In the Philippines, Dulmatin was last thought to be operating with the al Qaeda-linked Abu Sayyaf group, along with another Indonesian wanted over the Bali bombings, Umar Patek.
National Police chief Bambang Hendarso Danuri told a news conference that the raids in Jakarta had turned up remote controls that could be used to detonate bombs.
He also said that Dulmatin was more dangerous than some other well known militants, including expert bomb-maker Azahari Husin, who was killed by Indonesian police.
Dulmatin’s group had secured 500 million rupiah ($54,500) to buy weapons and for military training, with more money available, he added.
Security analyst Dynno Chressbon said Dulmatin’s group was believed to have supplied about 27 weapons, including M-16s and AK-47s to the group in Aceh.
Since the 2002 Bali bombings, Indonesian authorities have captured or killed around 440 militant suspects, with around 250 convicted in courts and three executed by firing squad.
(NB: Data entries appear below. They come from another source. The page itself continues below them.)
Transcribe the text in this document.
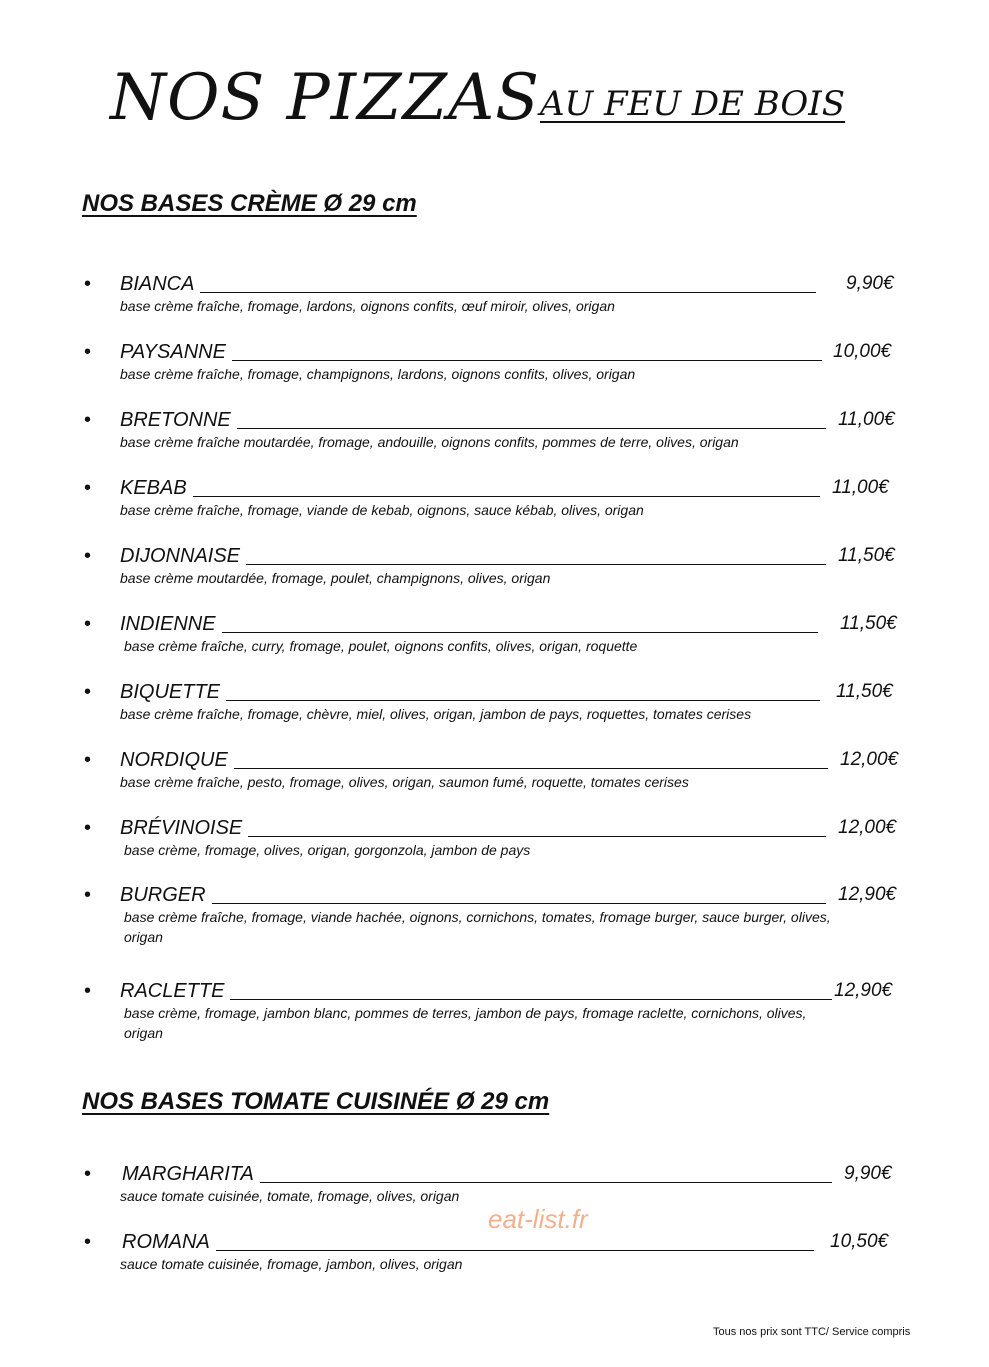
NOS PIZZAS AU FEU DE BOIS
NOS BASES CRÈME Ø 29 cm
• BIANCA	9,90€
base crème fraîche, fromage, lardons, oignons confits, œuf miroir, olives, origan
• PAYSANNE	10,00€
base crème fraîche, fromage, champignons, lardons, oignons confits, olives, origan
• BRETONNE	11,00€
base crème fraîche moutardée, fromage, andouille, oignons confits, pommes de terre, olives, origan
• KEBAB	11,00€
base crème fraîche, fromage, viande de kebab, oignons, sauce kébab, olives, origan
• DIJONNAISE	11,50€
base crème moutardée, fromage, poulet, champignons, olives, origan
• INDIENNE	11,50€
base crème fraîche, curry, fromage, poulet, oignons confits, olives, origan, roquette
• BIQUETTE	11,50€
base crème fraîche, fromage, chèvre, miel, olives, origan, jambon de pays, roquettes, tomates cerises
• NORDIQUE	12,00€
base crème fraîche, pesto, fromage, olives, origan, saumon fumé, roquette, tomates cerises
• BRÉVINOISE	12,00€
base crème, fromage, olives, origan, gorgonzola, jambon de pays
• BURGER	12,90€
base crème fraîche, fromage, viande hachée, oignons, cornichons, tomates, fromage burger, sauce burger, olives, origan
• RACLETTE	12,90€
base crème, fromage, jambon blanc, pommes de terres, jambon de pays, fromage raclette, cornichons, olives, origan
NOS BASES TOMATE CUISINÉE Ø 29 cm
• MARGHARITA	9,90€
sauce tomate cuisinée, tomate, fromage, olives, origan
• ROMANA	10,50€
sauce tomate cuisinée, fromage, jambon, olives, origan
eat-list.fr
Tous nos prix sont TTC/ Service compris
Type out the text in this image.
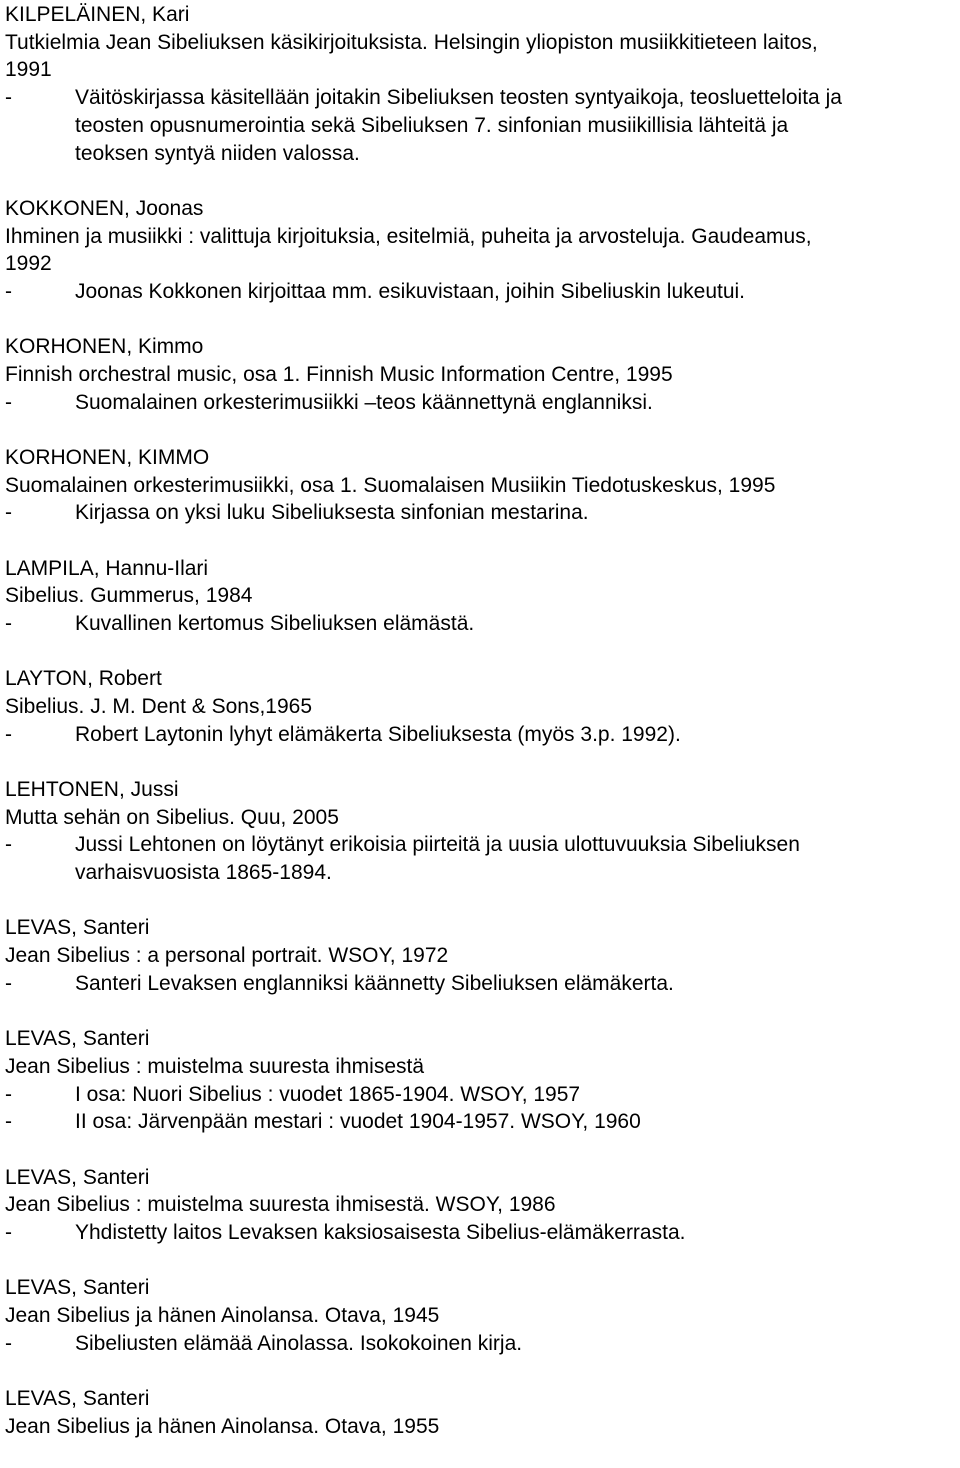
KILPELÄINEN, Kari
Tutkielmia Jean Sibeliuksen käsikirjoituksista. Helsingin yliopiston musiikkitieteen laitos,
1991
-	Väitöskirjassa käsitellään joitakin Sibeliuksen teosten syntyaikoja, teosluetteloita ja
teosten opusnumerointia sekä Sibeliuksen 7. sinfonian musiikillisia lähteitä ja
teoksen syntyä niiden valossa.
KOKKONEN, Joonas
Ihminen ja musiikki : valittuja kirjoituksia, esitelmiä, puheita ja arvosteluja. Gaudeamus,
1992
-	Joonas Kokkonen kirjoittaa mm. esikuvistaan, joihin Sibeliuskin lukeutui.
KORHONEN, Kimmo
Finnish orchestral music, osa 1. Finnish Music Information Centre, 1995
-	Suomalainen orkesterimusiikki –teos käännettynä englanniksi.
KORHONEN, KIMMO
Suomalainen orkesterimusiikki, osa 1. Suomalaisen Musiikin Tiedotuskeskus, 1995
-	Kirjassa on yksi luku Sibeliuksesta sinfonian mestarina.
LAMPILA, Hannu-Ilari
Sibelius. Gummerus, 1984
-	Kuvallinen kertomus Sibeliuksen elämästä.
LAYTON, Robert
Sibelius. J. M. Dent & Sons,1965
-	Robert Laytonin lyhyt elämäkerta Sibeliuksesta (myös 3.p. 1992).
LEHTONEN, Jussi
Mutta sehän on Sibelius. Quu, 2005
-	Jussi Lehtonen on löytänyt erikoisia piirteitä ja uusia ulottuvuuksia Sibeliuksen
varhaisvuosista 1865-1894.
LEVAS, Santeri
Jean Sibelius : a personal portrait. WSOY, 1972
-	Santeri Levaksen englanniksi käännetty Sibeliuksen elämäkerta.
LEVAS, Santeri
Jean Sibelius : muistelma suuresta ihmisestä
-	I osa: Nuori Sibelius : vuodet 1865-1904. WSOY, 1957
-	II osa: Järvenpään mestari : vuodet 1904-1957. WSOY, 1960
LEVAS, Santeri
Jean Sibelius : muistelma suuresta ihmisestä. WSOY, 1986
-	Yhdistetty laitos Levaksen kaksiosaisesta Sibelius-elämäkerrasta.
LEVAS, Santeri
Jean Sibelius ja hänen Ainolansa. Otava, 1945
-	Sibeliusten elämää Ainolassa. Isokokoinen kirja.
LEVAS, Santeri
Jean Sibelius ja hänen Ainolansa. Otava, 1955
Indonesia’s markets were calm on Wednesday, with the rupiah currency steady and stocks up about 0.5 percent.
Better political stability and security have helped attract more investment in Southeast Asia’s biggest economy, although attacks in areas such as Bali have hit tourism previously.
Indonesia was one of the star emerging markets last year with stocks up 90 percent, government bonds up 20 percent and the rupiah, Asia’s best-performing currency, up 17 percent.